Finland, a country of 5.5 million people, shares the EU’s longest border with Russia, a border of 1,340 kilometers (833 miles). Sweden has no border with Russia.

Russia, for its part, has warned Sweden and Finland against joining NATO, with officials saying it would not help stability in Europe. Officials said Russia would react to such a move with retaliatory measures that would have “military and political consequences” for Helsinki and Stockholm. One of the reasons Russian President Vladimir Putin invaded Ukraine was that the country refused to promise that it would not join NATO.

Finnish Prime Minister Sanna Marin, speaking in Stockholm on Wednesday at a joint press conference with her Swedish counterpart Magdalena Andersson, said Finland was ready to make a decision on NATO “within weeks” rather than within months after extensive debate in the 200-seat Eduskunta legislature. .

Marin stressed that Finland and Sweden, two neighboring Nordic countries with close economic, political and military ties, will make independent decisions regarding their security policy arrangements, including NATO membership.

“But we do this with the clear knowledge that our choices will affect not only ourselves, but also our neighbours,” Marin said, adding that she would prefer to see Finland and Sweden become members of NATO.

Andersson said Sweden and Finland would maintain “a very close dialogue and have very direct and honest discussions” in the coming weeks about their countries’ respective choices on NATO.

The only real option for NATO membership could be enhanced bilateral military cooperation with the United States and NATO’s Nordic member Norway, Finnish experts have said.

Marin and Andersson lead the ruling social democratic parties in their respective countries.
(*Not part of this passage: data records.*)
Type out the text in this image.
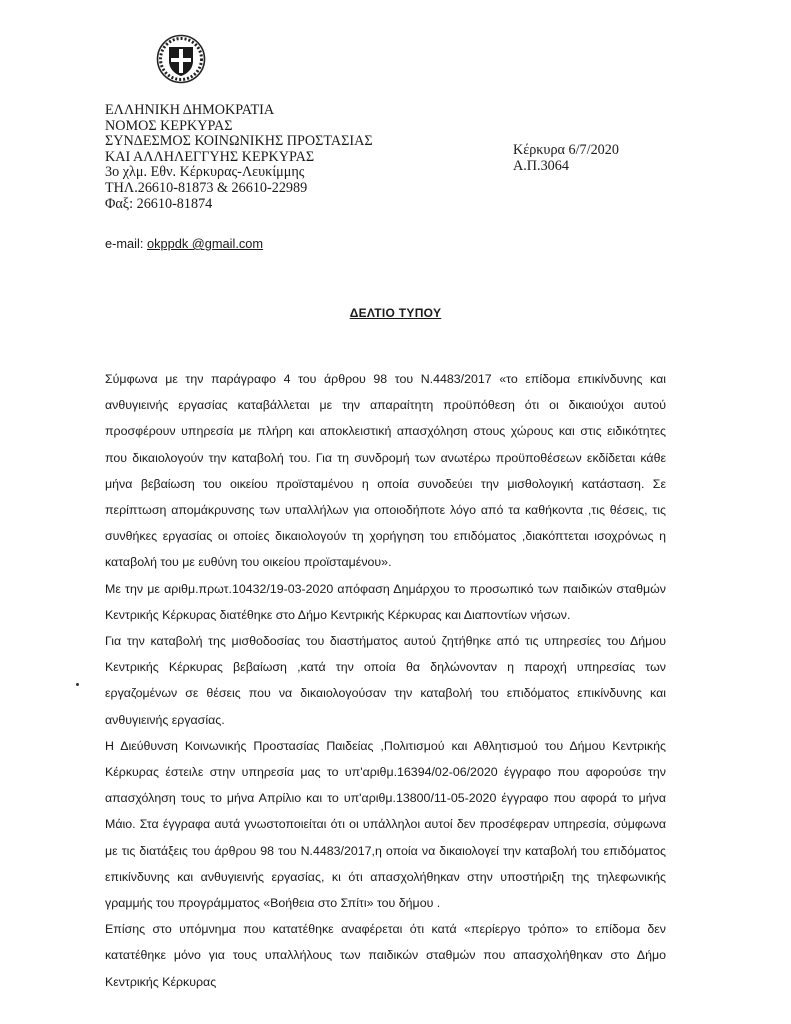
ΕΛΛΗΝΙΚΗ ΔΗΜΟΚΡΑΤΙΑ
ΝΟΜΟΣ ΚΕΡΚΥΡΑΣ
ΣΥΝΔΕΣΜΟΣ ΚΟΙΝΩΝΙΚΗΣ ΠΡΟΣΤΑΣΙΑΣ
ΚΑΙ ΑΛΛΗΛΕΓΓΥΗΣ ΚΕΡΚΥΡΑΣ
3ο χλμ. Εθν. Κέρκυρας-Λευκίμμης
ΤΗΛ.26610-81873 & 26610-22989
Φαξ: 26610-81874
Κέρκυρα 6/7/2020
Α.Π.3064
e-mail: okppdk @gmail.com
ΔΕΛΤΙΟ ΤΥΠΟΥ

Σύμφωνα με την παράγραφο 4 του άρθρου 98 του Ν.4483/2017 «το επίδομα επικίνδυνης και ανθυγιεινής εργασίας καταβάλλεται με την απαραίτητη προϋπόθεση ότι οι δικαιούχοι αυτού προσφέρουν υπηρεσία με πλήρη και αποκλειστική απασχόληση στους χώρους και στις ειδικότητες που δικαιολογούν την καταβολή του. Για τη συνδρομή των ανωτέρω προϋποθέσεων εκδίδεται κάθε μήνα βεβαίωση του οικείου προϊσταμένου η οποία συνοδεύει την μισθολογική κατάσταση. Σε περίπτωση απομάκρυνσης των υπαλλήλων για οποιοδήποτε λόγο από τα καθήκοντα ,τις θέσεις, τις συνθήκες εργασίας οι οποίες δικαιολογούν τη χορήγηση του επιδόματος ,διακόπτεται ισοχρόνως η καταβολή του με ευθύνη του οικείου προϊσταμένου».

Με την με αριθμ.πρωτ.10432/19-03-2020 απόφαση Δημάρχου το προσωπικό των παιδικών σταθμών Κεντρικής Κέρκυρας διατέθηκε στο Δήμο Κεντρικής Κέρκυρας και Διαποντίων νήσων.

Για την καταβολή της μισθοδοσίας του διαστήματος αυτού ζητήθηκε από τις υπηρεσίες του Δήμου Κεντρικής Κέρκυρας βεβαίωση ,κατά την οποία θα δηλώνονταν η παροχή υπηρεσίας των εργαζομένων σε θέσεις που να δικαιολογούσαν την καταβολή του επιδόματος επικίνδυνης και ανθυγιεινής εργασίας.

Η Διεύθυνση Κοινωνικής Προστασίας Παιδείας ,Πολιτισμού και Αθλητισμού του Δήμου Κεντρικής Κέρκυρας έστειλε στην υπηρεσία μας το υπ'αριθμ.16394/02-06/2020 έγγραφο που αφορούσε την απασχόληση τους το μήνα Απρίλιο και το υπ'αριθμ.13800/11-05-2020 έγγραφο που αφορά το μήνα Μάιο. Στα έγγραφα αυτά γνωστοποιείται ότι οι υπάλληλοι αυτοί δεν προσέφεραν υπηρεσία, σύμφωνα με τις διατάξεις του άρθρου 98 του Ν.4483/2017,η οποία να δικαιολογεί την καταβολή του επιδόματος επικίνδυνης και ανθυγιεινής εργασίας, κι ότι απασχολήθηκαν στην υποστήριξη της τηλεφωνικής γραμμής του προγράμματος «Βοήθεια στο Σπίτι» του δήμου .

Επίσης στο υπόμνημα που κατατέθηκε αναφέρεται ότι κατά «περίεργο τρόπο» το επίδομα δεν κατατέθηκε μόνο για τους υπαλλήλους των παιδικών σταθμών που απασχολήθηκαν στο Δήμο Κεντρικής Κέρκυρας
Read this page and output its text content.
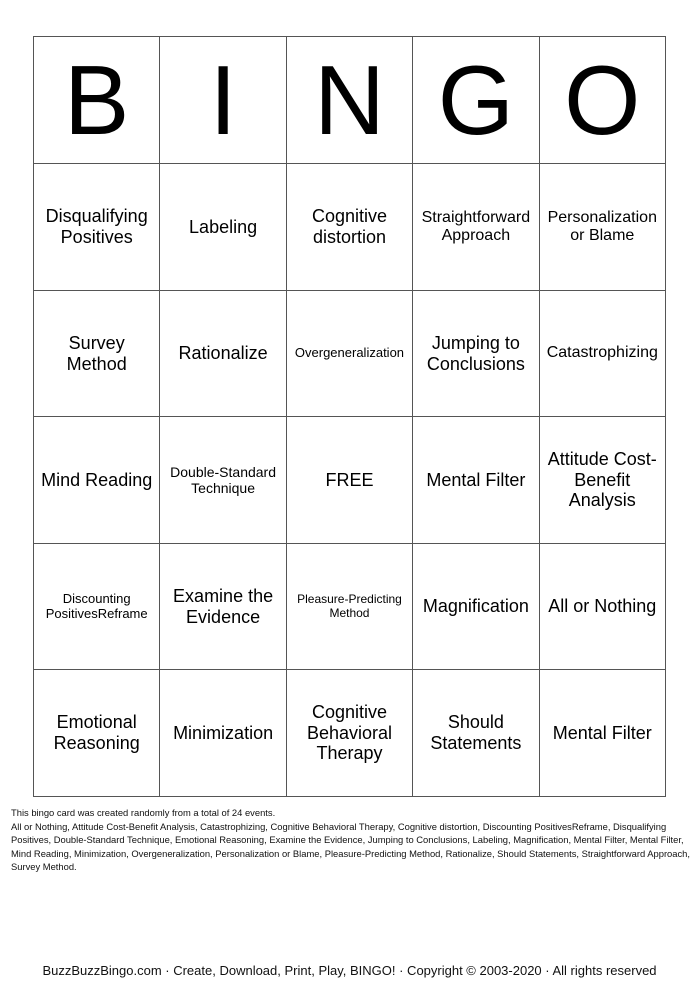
B	I	N	G	O
Disqualifying Positives	Labeling	Cognitive distortion	Straightforward Approach	Personalization or Blame
Survey Method	Rationalize	Overgeneralization	Jumping to Conclusions	Catastrophizing
Mind Reading	Double-Standard Technique	FREE	Mental Filter	Attitude Cost-Benefit Analysis
Discounting PositivesReframe	Examine the Evidence	Pleasure-Predicting Method	Magnification	All or Nothing
Emotional Reasoning	Minimization	Cognitive Behavioral Therapy	Should Statements	Mental Filter

This bingo card was created randomly from a total of 24 events.

All or Nothing, Attitude Cost-Benefit Analysis, Catastrophizing, Cognitive Behavioral Therapy, Cognitive distortion, Discounting PositivesReframe, Disqualifying Positives, Double-Standard Technique, Emotional Reasoning, Examine the Evidence, Jumping to Conclusions, Labeling, Magnification, Mental Filter, Mental Filter, Mind Reading, Minimization, Overgeneralization, Personalization or Blame, Pleasure-Predicting Method, Rationalize, Should Statements, Straightforward Approach, Survey Method.

BuzzBuzzBingo.com · Create, Download, Print, Play, BINGO! · Copyright © 2003-2020 · All rights reserved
The parties are expected to announce their views on NATO in early and late May, respectively. The parliaments of both countries are ready to finally decide the question – which could happen in Finland at the end of May and a little later in Sweden.
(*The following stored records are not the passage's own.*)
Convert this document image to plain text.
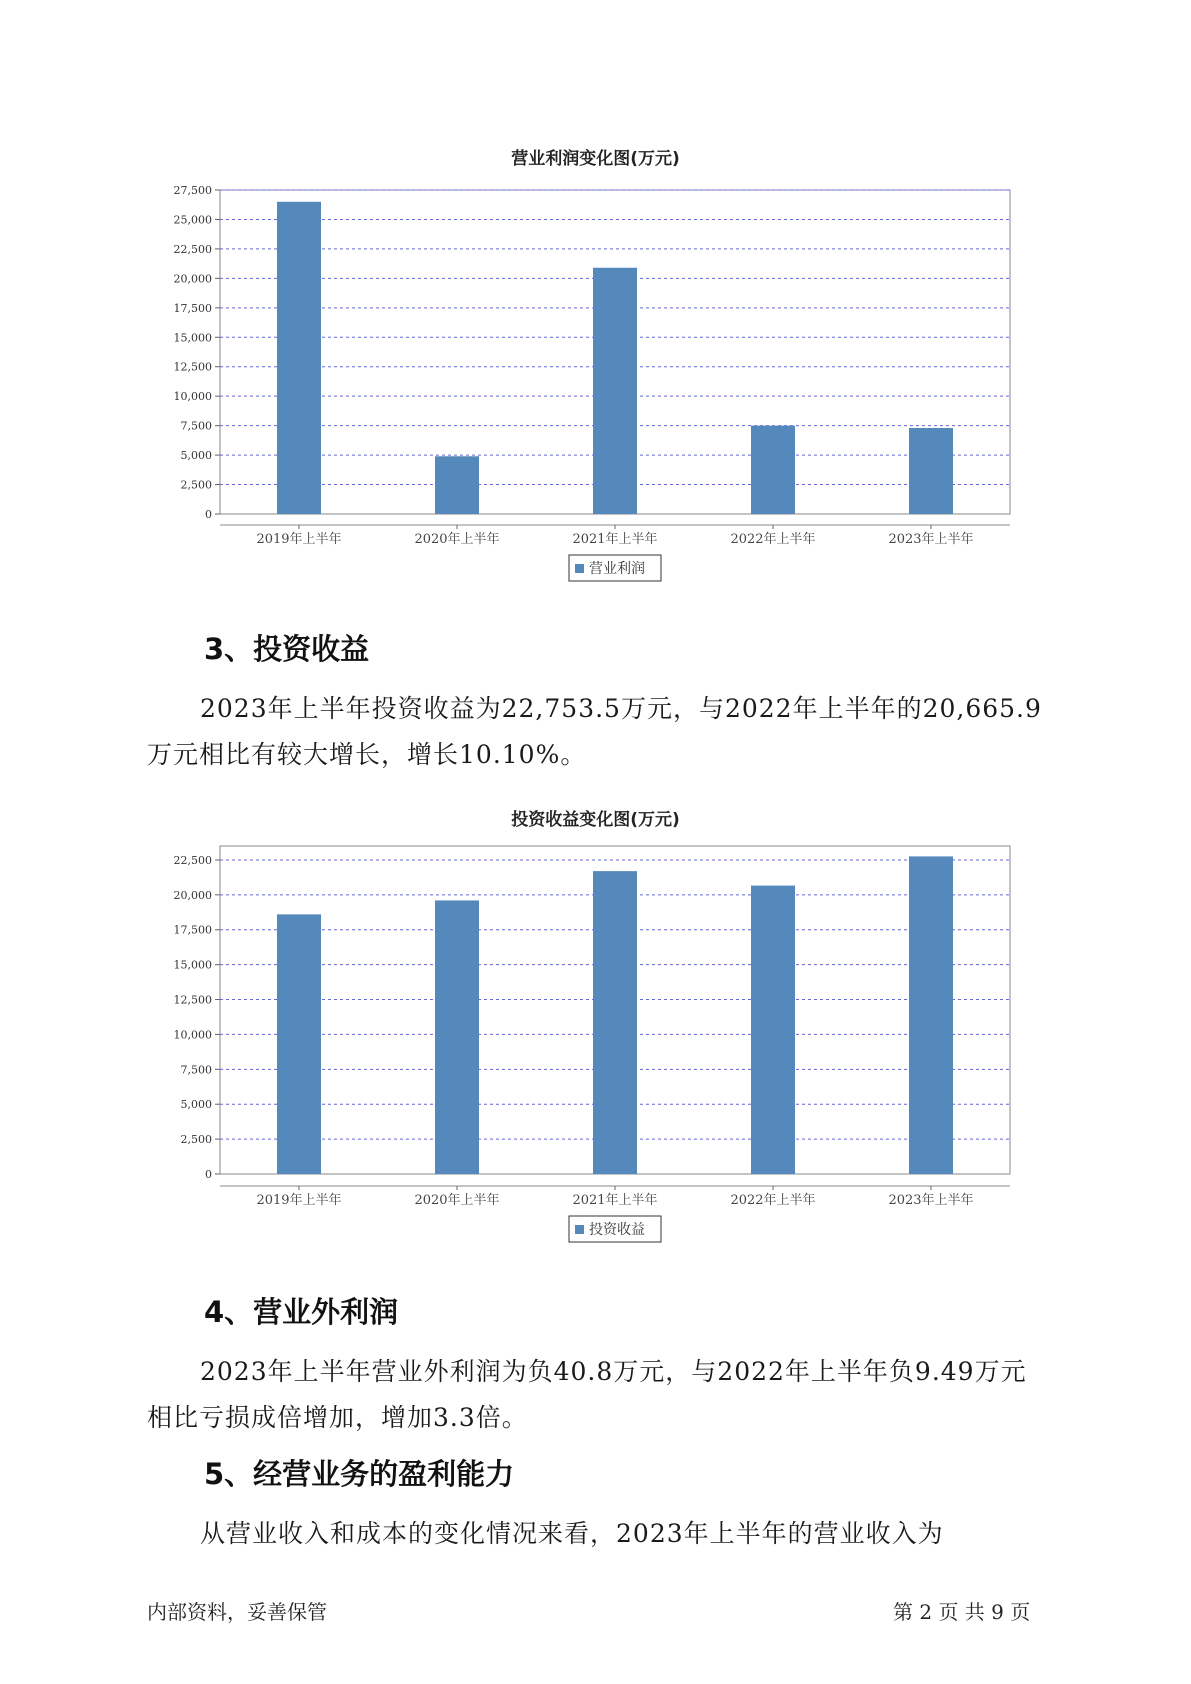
营业利润变化图(万元)
0
2,500
5,000
7,500
10,000
12,500
15,000
17,500
20,000
22,500
25,000
27,500
2019年上半年	2020年上半年	2021年上半年	2022年上半年	2023年上半年
营业利润
3、投资收益
2023年上半年投资收益为22,753.5万元，与2022年上半年的20,665.9
万元相比有较大增长，增长10.10%。
投资收益变化图(万元)
0
2,500
5,000
7,500
10,000
12,500
15,000
17,500
20,000
22,500
2019年上半年	2020年上半年	2021年上半年	2022年上半年	2023年上半年
投资收益
4、营业外利润
2023年上半年营业外利润为负40.8万元，与2022年上半年负9.49万元
相比亏损成倍增加，增加3.3倍。
5、经营业务的盈利能力
从营业收入和成本的变化情况来看，2023年上半年的营业收入为
内部资料，妥善保管	第 2 页 共 9 页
Complicating matters in Sweden is the September general election, which is likely to be dominated by the NATO issue.

In Finland, President Sauli Niinisto expressed confidence that his country’s decision on NATO will be ready well before the June 29-30 NATO summit in Madrid, Spain.
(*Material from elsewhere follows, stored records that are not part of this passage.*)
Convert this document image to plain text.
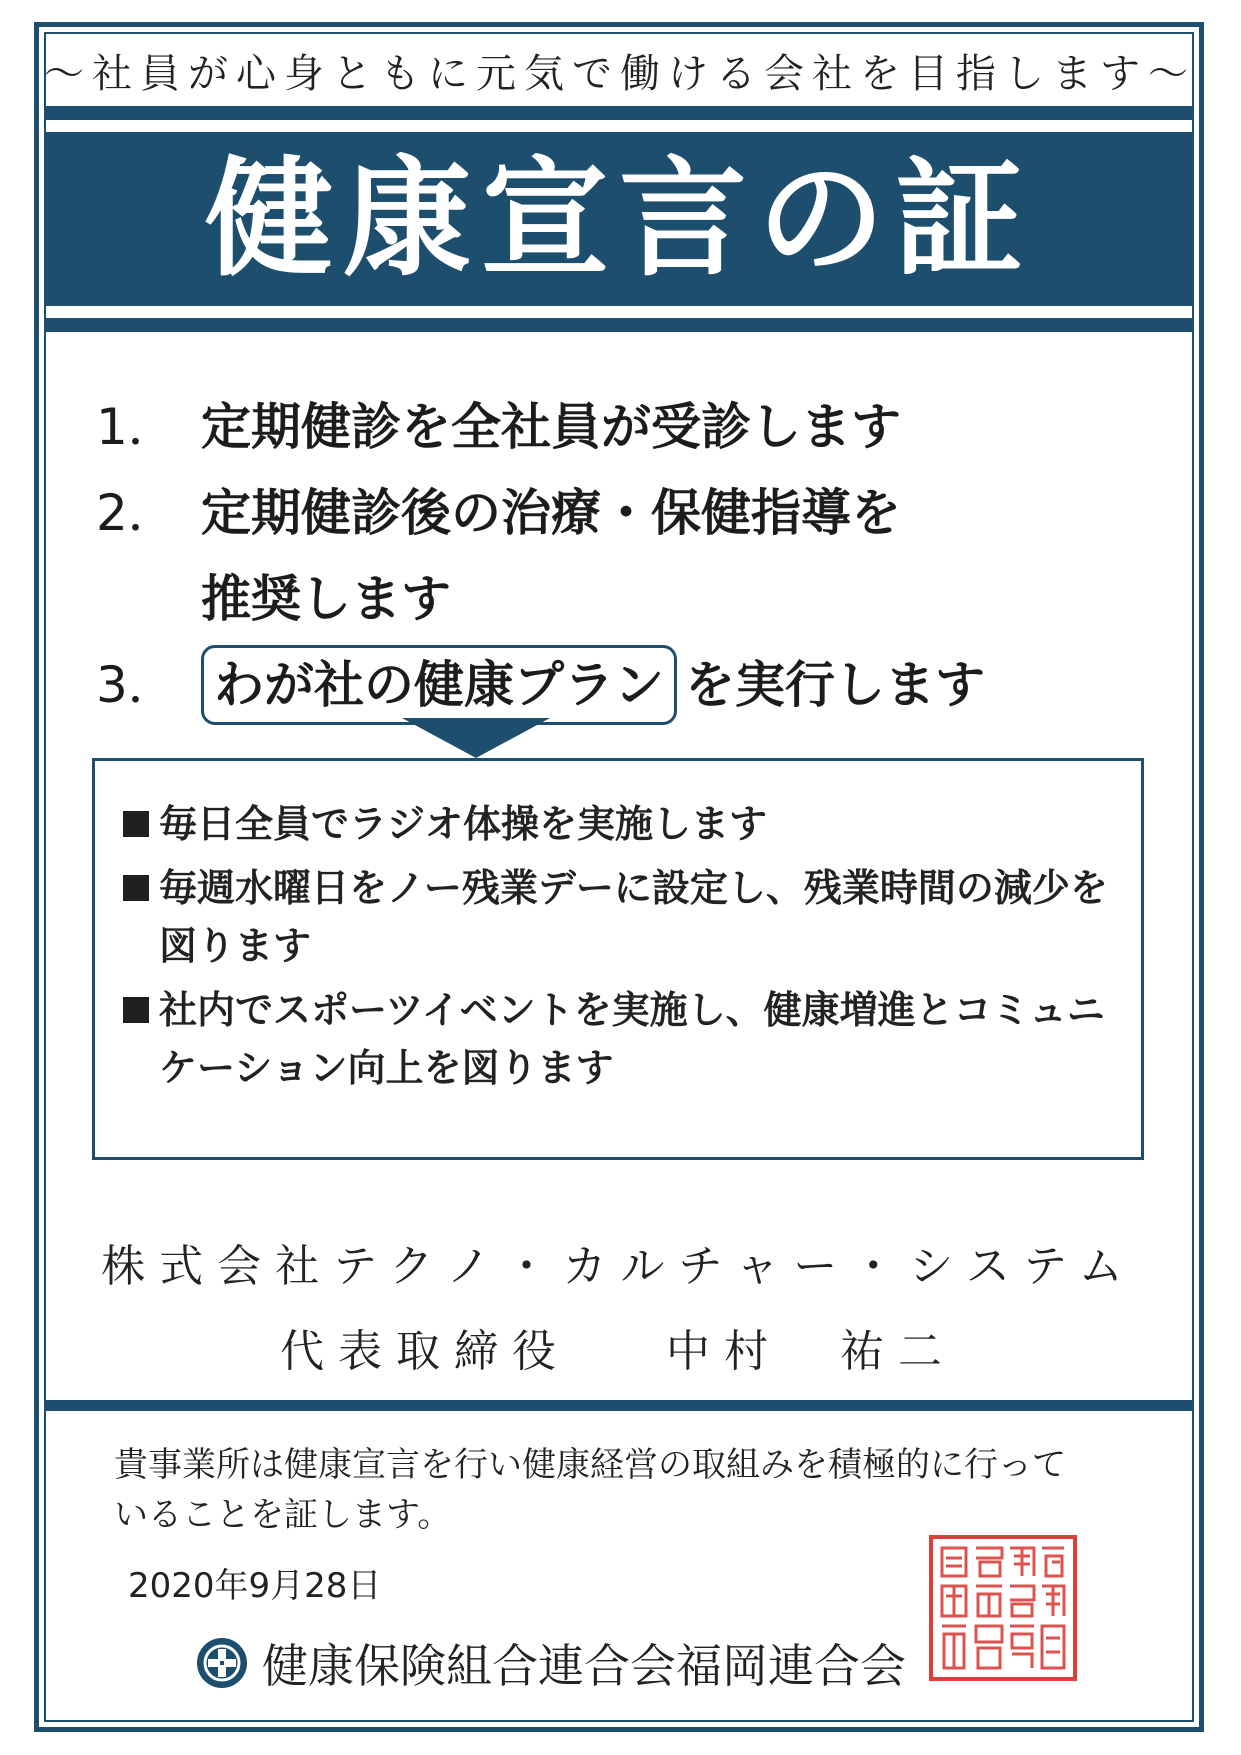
～社員が心身ともに元気で働ける会社を目指します～
健康宣言の証
1． 定期健診を全社員が受診します
2． 定期健診後の治療・保健指導を
推奨します
3． わが社の健康プラン を実行します
毎日全員でラジオ体操を実施します
毎週水曜日をノー残業デーに設定し、残業時間の減少を図ります
社内でスポーツイベントを実施し、健康増進とコミュニケーション向上を図ります
株式会社テクノ・カルチャー・システム
代表取締役 中村　祐二
貴事業所は健康宣言を行い健康経営の取組みを積極的に行っていることを証します。
2020年9月28日
健康保険組合連合会福岡連合会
On Wednesday, the Finnish government released a long-awaited report on changes in Finland’s security environment, which lawmakers will begin debating after the Easter break. The report discusses the pros and cons of Finland’s possible NATO membership, focusing on supply threats, economic effects, cybersecurity and hybrid threats.

“The war started by Russia endangers the security and stability of all of Europe,” Finnish Foreign Minister Pekka Haavisto said when presenting the report. “Russia’s attack on Ukraine will have a lasting impact on our own security environment. Trust in Russia has collapsed.

Andersson said on Wednesday that the Swedish government was working on an analysis of the security environment with all parties in the Riksdag legislature, which has 349 seats. She said the report is due May 31 but could be completed sooner. In addition, Andersson’s Social Democratic Party has launched its own separate review of Sweden’s security environment.